Documentation for ChemMapper Server

1. Introduction

ChemMapper Server is a web-based open resource of chemical database searching via molecular 3D similarity calculation strategies with the help of SHAFTS, an in-house method combining the strength of molecular shape superposition and chemical feature matching. ChemMapper provides suggestions or hints for the drug discovery studies like:
- Identifying the potential drug targets or exploring polypharmacology effects for the given bioactive compounds.
- Exploring potential mechanisms for drug's side effects.
- Discovering similar compounds to the given compound from the bioactive or screening database.
- Performing scaffold hopping for the given bioactive compounds.
- Performing superposition of your own interested compounds on the given query.
ChemMapper technically provides two types of chemical database searching services.

a. Target Navigator

Annotated active compounds profiling and corresponding binding proteins prediction for the given small chemical probes (drugs, natural products, and other bioactive or toxic compounds). ChemMapper is expected to deliver helpful information and visualized results for potential drug targets identification, polypharmacology analysis like profiling drug targets network and adverse effects prediction, and old drug repurposing. Target Navigator curates nearly 300 000 drug-like molecules from ChEMBL, DrugBank, BindingDB with appropriate pharmacology annotations of the protein targets, including protein names, species, UniProt links for detail information, biological functions, reactions, pharmacological actions, and bioactivities collected from HTS and journal published papers. Target Navigator also collects the single bioactive conformations from the PDB database, and the structural information for the enzyme chemical substrates from the KEGG database.

b. Hit Explorer

Hit Explorer provides virtual screening services to perform similar chemicals searching, active compounds scaffold hopping, and 3D structures superposition against several commercial, open accessed, or even user-uploaded databases, like Specs, MayBridge, ZINC Leadlike Set, and NCI Open Database Compounds.
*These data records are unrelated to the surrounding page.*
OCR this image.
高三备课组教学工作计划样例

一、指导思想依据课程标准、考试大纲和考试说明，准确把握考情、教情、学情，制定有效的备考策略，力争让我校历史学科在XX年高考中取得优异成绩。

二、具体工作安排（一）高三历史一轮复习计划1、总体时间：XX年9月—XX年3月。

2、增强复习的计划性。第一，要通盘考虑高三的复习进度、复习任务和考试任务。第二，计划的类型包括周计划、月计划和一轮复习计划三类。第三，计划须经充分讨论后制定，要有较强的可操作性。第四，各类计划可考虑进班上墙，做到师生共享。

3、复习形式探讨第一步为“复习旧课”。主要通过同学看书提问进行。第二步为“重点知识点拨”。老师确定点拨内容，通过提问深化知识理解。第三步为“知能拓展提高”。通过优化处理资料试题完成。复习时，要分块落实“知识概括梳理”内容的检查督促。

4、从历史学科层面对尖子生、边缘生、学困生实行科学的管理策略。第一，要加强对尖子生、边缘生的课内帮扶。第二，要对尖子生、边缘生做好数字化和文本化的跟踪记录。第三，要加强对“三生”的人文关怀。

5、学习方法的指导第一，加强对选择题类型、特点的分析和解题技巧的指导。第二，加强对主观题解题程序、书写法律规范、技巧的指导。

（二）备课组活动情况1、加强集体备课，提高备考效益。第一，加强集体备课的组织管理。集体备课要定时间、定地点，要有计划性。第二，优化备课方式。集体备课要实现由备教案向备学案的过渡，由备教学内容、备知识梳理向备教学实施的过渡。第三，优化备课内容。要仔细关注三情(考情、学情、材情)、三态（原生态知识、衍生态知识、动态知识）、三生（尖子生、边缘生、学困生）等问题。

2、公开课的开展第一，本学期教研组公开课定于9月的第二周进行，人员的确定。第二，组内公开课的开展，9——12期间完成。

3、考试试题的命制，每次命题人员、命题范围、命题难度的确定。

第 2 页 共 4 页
All the chemical structures except the ones from PDB stored in ChemMapper contain multiple conformations for 3D similarity calculation. Omega (www.eyesopen.com, Openeye LLC) was used to generate maximum 50 low-energy conformations for each compound in ChemMapper. For the user uploaded target compounds, multiple conformations (at most 100) can be generated on-line with in-house method “Cyndi” prior to 3D similarity calculation if the “Generate Conformers” is toggled on. More conformers may increase the coverage of the conformational space and consequently increase accuracy in some cases, but reducing calculation time and server load and increasing calculation accuracy must be balanced out.
To start with ChemMapper Server, you must provide a single query molecule structure (by sketching with JME applet, pasting a smiles string, or uploading a file in SMILES, SDF, or MOL2 format). Given the searching service selected (Target Navigator or Hit Explorer), ChemMapper will automatically generate a valid 3D conformation for the query in the case of lacking 3D coordinate’s information, calculate the 3D similarities between the query and each molecule in the target database, and then output the top ranked hit molecules’ structures, predicted 3D conformers as well as corresponding proteins annotations and bioactivity information (if any) in the result pages.

All the chemical structures and corresponding annotation information are collected from public databases. We cannot rule out that some of the data is erroneous, change over time or is too unspecific. In addition, the results of ChemMapper need careful interpretation and experimental validations will always be needed.

2. Three steps to submit a ChemMapper Server job

2.1 Prepare the query molecule.

ChemMapper requires a molecule with valid structural information as the query, and the bioactive molecules in the database with high 3D similarities are returned with corresponding annotations. There are three possible ways of delivering a 3D query molecule to ChemMapper Server:

Sketch the desired 2D molecular structure in the JME applet window and click the "Import" button to translate to SMILES strings.
Input or paste a single SMILES string of the desired molecule into the “Input SMILES” text box.
Provide the molecular structure by uploading a file in smi, sdf, or mol2 format.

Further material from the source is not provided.